The Case for Human Subjects in Research and Teaching

Research on Humans

Research on human subjects is essential for developing new tests, treatments, and processes that save untold lives and reduce human suffering. For cases in which alternatives such as cell cultures, computer models, or research involving animals are insufficient, ethical and properly controlled studies with human subjects may shed light on important questions about normal physiology, mechanisms of disease, learning, behavior, or the effectiveness of treatments. Many participants consent to take part in research studies because they hope their participation may benefit society.

What Is Involved in Human Subject Research?

Most of the research employing human participants at the University of Massachusetts Amherst is non-invasive in nature. For example, some studies focus on investigating attitudes or beliefs while others aim to develop interventions or treatments to improve human health and well-being. Methods of data collection include surveys, interviews, focus groups, behavioral observations, and analysis of data that was previously collected for non-research purposes. Some research studies consist of behavioral tasks that involve problem-solving, performing exercise, or responding to visual or auditory stimuli. Researchers at UMass Amherst also conduct biomedical research that may include analysis of biospecimens or use of imaging techniques such as MRI. Typically, riskier invasive studies have been relatively rare on our campus. When high-risk studies are proposed, federal regulations mandate review and approval by the entire convened Institutional Review Board (IRB).
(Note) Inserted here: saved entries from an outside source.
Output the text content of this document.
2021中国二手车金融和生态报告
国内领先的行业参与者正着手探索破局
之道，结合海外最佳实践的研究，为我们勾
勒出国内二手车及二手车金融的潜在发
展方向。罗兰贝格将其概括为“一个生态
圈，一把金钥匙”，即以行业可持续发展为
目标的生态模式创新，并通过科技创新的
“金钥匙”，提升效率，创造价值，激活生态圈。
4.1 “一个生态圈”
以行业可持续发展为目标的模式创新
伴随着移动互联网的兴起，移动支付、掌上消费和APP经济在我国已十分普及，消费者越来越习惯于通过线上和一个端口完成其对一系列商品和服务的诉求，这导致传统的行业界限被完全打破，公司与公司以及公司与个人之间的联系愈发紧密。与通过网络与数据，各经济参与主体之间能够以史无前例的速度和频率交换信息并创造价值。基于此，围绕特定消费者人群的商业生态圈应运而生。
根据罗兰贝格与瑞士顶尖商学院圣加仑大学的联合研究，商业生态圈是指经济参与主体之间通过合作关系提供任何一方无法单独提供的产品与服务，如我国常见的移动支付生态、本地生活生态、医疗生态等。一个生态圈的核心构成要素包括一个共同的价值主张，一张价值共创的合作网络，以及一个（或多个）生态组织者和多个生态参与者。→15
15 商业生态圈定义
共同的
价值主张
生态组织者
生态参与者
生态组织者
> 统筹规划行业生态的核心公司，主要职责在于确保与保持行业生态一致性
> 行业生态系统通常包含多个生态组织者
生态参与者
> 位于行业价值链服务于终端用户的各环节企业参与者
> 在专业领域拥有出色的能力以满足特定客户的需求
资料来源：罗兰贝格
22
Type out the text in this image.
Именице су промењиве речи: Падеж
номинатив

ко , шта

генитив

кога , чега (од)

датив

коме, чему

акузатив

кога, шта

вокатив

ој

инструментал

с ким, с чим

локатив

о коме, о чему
Ethical Considerations of Human Subject Research

Research involving human subjects at UMass Amherst is conducted with the utmost respect for research ethics and the rights and welfare of the participants. Participants in research studies at UMass have the right to be fully informed about the purpose of the research study, what the study entails, and any risks or expected benefits of the research prior to their participation. Research participation must be voluntary and as such, participants have the right to withdraw from a study at any time without penalty. Participants are informed about their rights via the informed consent process.

Rules and Regulations

Due to the valued findings that research with human subjects can provide, it is of the utmost importance that researchers and participants alike are knowledgeable about the rules and regulations involved in the research process. All research involving human subjects is overseen by the Institutional Review Board (IRB), a federally required committee responsible for ensuring that human research participants are not mistreated and that their rights are protected. The UMass Amherst IRB consists of 15 members from various disciplines and backgrounds, including a community member, a non-scientific member, two physicians, and several faculty members from a range of academic backgrounds.